In intruding into corporate affairs, the State must, at all times, promote a wider and more meaningful equitable distribution of wealth and protect investments and the public. To Our mind, the approval by the SEC of the rehabilitation plan of respondent corporations is a step towards that direction.
The terms of the rehabilitation plan unveil that secured creditors like petitioner bank may refuse or reject the dacion en pago arrangements stated in it. It cannot be implemented without petitioner’s consent.
Further, the approval of the plan and the appointment of a receiver merely suspend actions and claims that may be raised against respondent bank. They do not, in any manner, obliterate petitioner’s status as a preferred secured creditor.
Questions on the viability of the plan should likewise be laid to rest. As the CA aptly observed, majority of respondents’ obligations to creditor banks had already been paid as early as two years upon the approval of the plan.

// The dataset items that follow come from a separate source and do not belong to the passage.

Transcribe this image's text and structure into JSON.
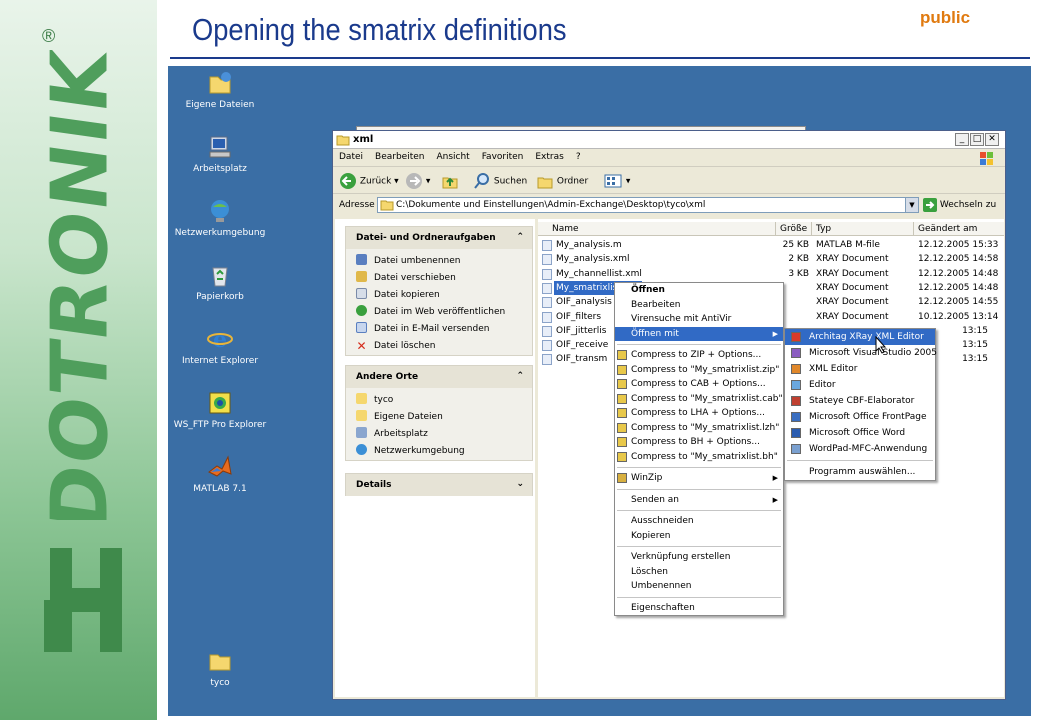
{
  "slide": {
    "title": "Opening the smatrix definitions",
    "classification": "public",
    "brand": "EDOTRONIK",
    "brand_reg": "®"
  },
  "desktop": {
    "icons": [
      {
        "label": "Eigene Dateien",
        "icon": "my-documents-icon"
      },
      {
        "label": "Arbeitsplatz",
        "icon": "my-computer-icon"
      },
      {
        "label": "Netzwerkumgebung",
        "icon": "network-icon"
      },
      {
        "label": "Papierkorb",
        "icon": "recycle-bin-icon"
      },
      {
        "label": "Internet Explorer",
        "icon": "internet-explorer-icon"
      },
      {
        "label": "WS_FTP Pro Explorer",
        "icon": "ftp-icon"
      },
      {
        "label": "MATLAB 7.1",
        "icon": "matlab-icon"
      },
      {
        "label": "tyco",
        "icon": "folder-icon"
      }
    ]
  },
  "window": {
    "title": "xml",
    "menu": [
      "Datei",
      "Bearbeiten",
      "Ansicht",
      "Favoriten",
      "Extras",
      "?"
    ],
    "toolbar": {
      "back": "Zurück",
      "search": "Suchen",
      "folders": "Ordner"
    },
    "address_label": "Adresse",
    "address": "C:\\Dokumente und Einstellungen\\Admin-Exchange\\Desktop\\tyco\\xml",
    "go_label": "Wechseln zu"
  },
  "taskpane": {
    "file_tasks": {
      "title": "Datei- und Ordneraufgaben",
      "items": [
        "Datei umbenennen",
        "Datei verschieben",
        "Datei kopieren",
        "Datei im Web veröffentlichen",
        "Datei in E-Mail versenden",
        "Datei löschen"
      ]
    },
    "other_places": {
      "title": "Andere Orte",
      "items": [
        "tyco",
        "Eigene Dateien",
        "Arbeitsplatz",
        "Netzwerkumgebung"
      ]
    },
    "details": {
      "title": "Details"
    }
  },
  "filelist": {
    "columns": [
      "Name",
      "Größe",
      "Typ",
      "Geändert am"
    ],
    "rows": [
      {
        "name": "My_analysis.m",
        "size": "25 KB",
        "type": "MATLAB M-file",
        "date": "12.12.2005 15:33"
      },
      {
        "name": "My_analysis.xml",
        "size": "2 KB",
        "type": "XRAY Document",
        "date": "12.12.2005 14:58"
      },
      {
        "name": "My_channellist.xml",
        "size": "3 KB",
        "type": "XRAY Document",
        "date": "12.12.2005 14:48"
      },
      {
        "name": "My_smatrixlist.xml",
        "size": "",
        "type": "XRAY Document",
        "date": "12.12.2005 14:48"
      },
      {
        "name": "OIF_analysis",
        "size": "",
        "type": "XRAY Document",
        "date": "12.12.2005 14:55"
      },
      {
        "name": "OIF_filters",
        "size": "",
        "type": "XRAY Document",
        "date": "10.12.2005 13:14"
      },
      {
        "name": "OIF_jitterlis",
        "size": "",
        "type": "",
        "date": "13:15"
      },
      {
        "name": "OIF_receive",
        "size": "",
        "type": "",
        "date": "13:15"
      },
      {
        "name": "OIF_transm",
        "size": "",
        "type": "",
        "date": "13:15"
      }
    ]
  },
  "context_menu": {
    "items": [
      {
        "label": "Öffnen",
        "bold": true
      },
      {
        "label": "Bearbeiten"
      },
      {
        "label": "Virensuche mit AntiVir"
      },
      {
        "label": "Öffnen mit",
        "submenu": true,
        "highlight": true
      },
      {
        "sep": true
      },
      {
        "label": "Compress to ZIP + Options...",
        "icon": "compress-icon"
      },
      {
        "label": "Compress to \"My_smatrixlist.zip\"",
        "icon": "compress-icon"
      },
      {
        "label": "Compress to CAB + Options...",
        "icon": "compress-icon"
      },
      {
        "label": "Compress to \"My_smatrixlist.cab\"",
        "icon": "compress-icon"
      },
      {
        "label": "Compress to LHA + Options...",
        "icon": "compress-icon"
      },
      {
        "label": "Compress to \"My_smatrixlist.lzh\"",
        "icon": "compress-icon"
      },
      {
        "label": "Compress to BH + Options...",
        "icon": "compress-icon"
      },
      {
        "label": "Compress to \"My_smatrixlist.bh\"",
        "icon": "compress-icon"
      },
      {
        "sep": true
      },
      {
        "label": "WinZip",
        "submenu": true,
        "icon": "winzip-icon"
      },
      {
        "sep": true
      },
      {
        "label": "Senden an",
        "submenu": true
      },
      {
        "sep": true
      },
      {
        "label": "Ausschneiden"
      },
      {
        "label": "Kopieren"
      },
      {
        "sep": true
      },
      {
        "label": "Verknüpfung erstellen"
      },
      {
        "label": "Löschen"
      },
      {
        "label": "Umbenennen"
      },
      {
        "sep": true
      },
      {
        "label": "Eigenschaften"
      }
    ]
  },
  "open_with_menu": {
    "items": [
      {
        "label": "Architag XRay XML Editor",
        "icon": "xray-icon",
        "highlight": true
      },
      {
        "label": "Microsoft Visual Studio 2005",
        "icon": "visual-studio-icon"
      },
      {
        "label": "XML Editor",
        "icon": "xml-editor-icon"
      },
      {
        "label": "Editor",
        "icon": "notepad-icon"
      },
      {
        "label": "Stateye CBF-Elaborator",
        "icon": "stateye-icon"
      },
      {
        "label": "Microsoft Office FrontPage",
        "icon": "frontpage-icon"
      },
      {
        "label": "Microsoft Office Word",
        "icon": "word-icon"
      },
      {
        "label": "WordPad-MFC-Anwendung",
        "icon": "wordpad-icon"
      },
      {
        "sep": true
      },
      {
        "label": "Programm auswählen..."
      }
    ]
  }
}
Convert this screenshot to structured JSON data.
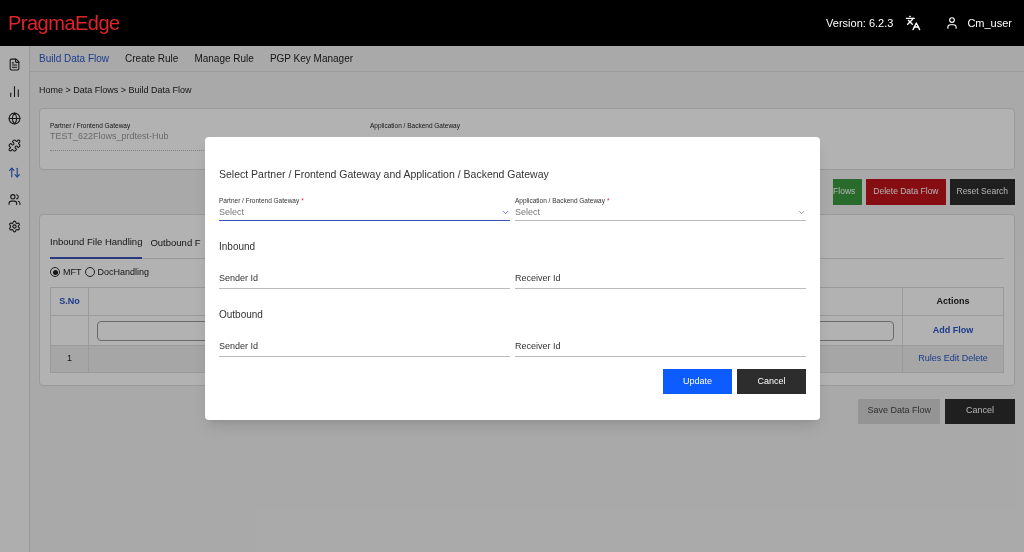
{
  "header": {
    "logo": "PragmaEdge",
    "version": "Version: 6.2.3",
    "user": "Cm_user"
  },
  "nav_tabs": [
    {
      "label": "Build Data Flow",
      "selected": true
    },
    {
      "label": "Create Rule",
      "selected": false
    },
    {
      "label": "Manage Rule",
      "selected": false
    },
    {
      "label": "PGP Key Manager",
      "selected": false
    }
  ],
  "breadcrumb": "Home > Data Flows > Build Data Flow",
  "filter_card": {
    "partner_label": "Partner / Frontend Gateway",
    "partner_value": "TEST_622Flows_prdtest-Hub",
    "application_label": "Application / Backend Gateway"
  },
  "action_buttons": [
    {
      "label": "Flows",
      "kind": "green"
    },
    {
      "label": "Delete Data Flow",
      "kind": "red"
    },
    {
      "label": "Reset Search",
      "kind": "dark"
    }
  ],
  "flow_tabs": [
    {
      "label": "Inbound File Handling",
      "selected": true
    },
    {
      "label": "Outbound F",
      "selected": false
    }
  ],
  "radios": [
    {
      "label": "MFT",
      "selected": true
    },
    {
      "label": "DocHandling",
      "selected": false
    }
  ],
  "table": {
    "columns": [
      "S.No",
      "Actions"
    ],
    "input_row_action": "Add Flow",
    "rows": [
      {
        "sno": "1",
        "actions": "Rules Edit Delete"
      }
    ]
  },
  "footer_buttons": [
    {
      "label": "Save Data Flow",
      "disabled": true
    },
    {
      "label": "Cancel",
      "disabled": false
    }
  ],
  "dialog": {
    "title": "Select Partner / Frontend Gateway and Application / Backend Gateway",
    "selects": [
      {
        "label": "Partner / Frontend Gateway",
        "required_mark": "*",
        "placeholder": "Select",
        "focused": true
      },
      {
        "label": "Application / Backend Gateway",
        "required_mark": "*",
        "placeholder": "Select",
        "focused": false
      }
    ],
    "sections": [
      {
        "title": "Inbound",
        "fields": [
          "Sender Id",
          "Receiver Id"
        ]
      },
      {
        "title": "Outbound",
        "fields": [
          "Sender Id",
          "Receiver Id"
        ]
      }
    ],
    "buttons": [
      {
        "label": "Update",
        "kind": "primary"
      },
      {
        "label": "Cancel",
        "kind": "dark"
      }
    ]
  }
}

WHEREFORE, the petition is DENIED and the appealed Court of Appeals Decision AFFIRMED.
SO ORDERED.
RUBEN T. REYES
Associate Justice
WE CONCUR:
CONSUELO YNARES-SANTIAGO Associate Justice Chairperson |
MA. ALICIA AUSTRIA-MARTINEZ Associate Justice |
MINITA V. CHICO-NAZARIO Associate Justice |
ANTONIO EDUARDO B. NACHURA Associate Justice |
A T T E S T A T I O N
I attest that the conclusions in the above Decision had been reached in consultation before the case was assigned to the writer of the opinion of the Court’s Division.
CONSUELO YNARES-SANTIAGO
Associate Justice
Chairperson
C E R T I F I C A T I O N
Pursuant to Section 13, Article VIII of the Constitution and the Division Chairperson’s Attestation, I certify that the conclusions in the above Decision had been reached in consultation before the case was assigned to the writer of the opinion of the Court’s Division.
REYNATO S. PUNO
Chief Justice
Footnotes
1 Rollo, pp. 61-68. Penned by Associate Justice Edgardo P. Cruz, with Associate Justices Mario Guariña and Sesinando Villon, concurring.
2 Id. at 116-118.
3 Id. at 63.
4 Id. at 66-67.
5 G.R. No. 166197, February 27, 2007, 517 SCRA 1.
6 Metropolitan Bank & Trust Company v. ASB Holdings, Inc., id. at 10-11.
7 Id.
8 G.R. No. 164641, December 20, 2007.
9 Bank of the Philippine Islands v. Securities and Exchange Commission, id.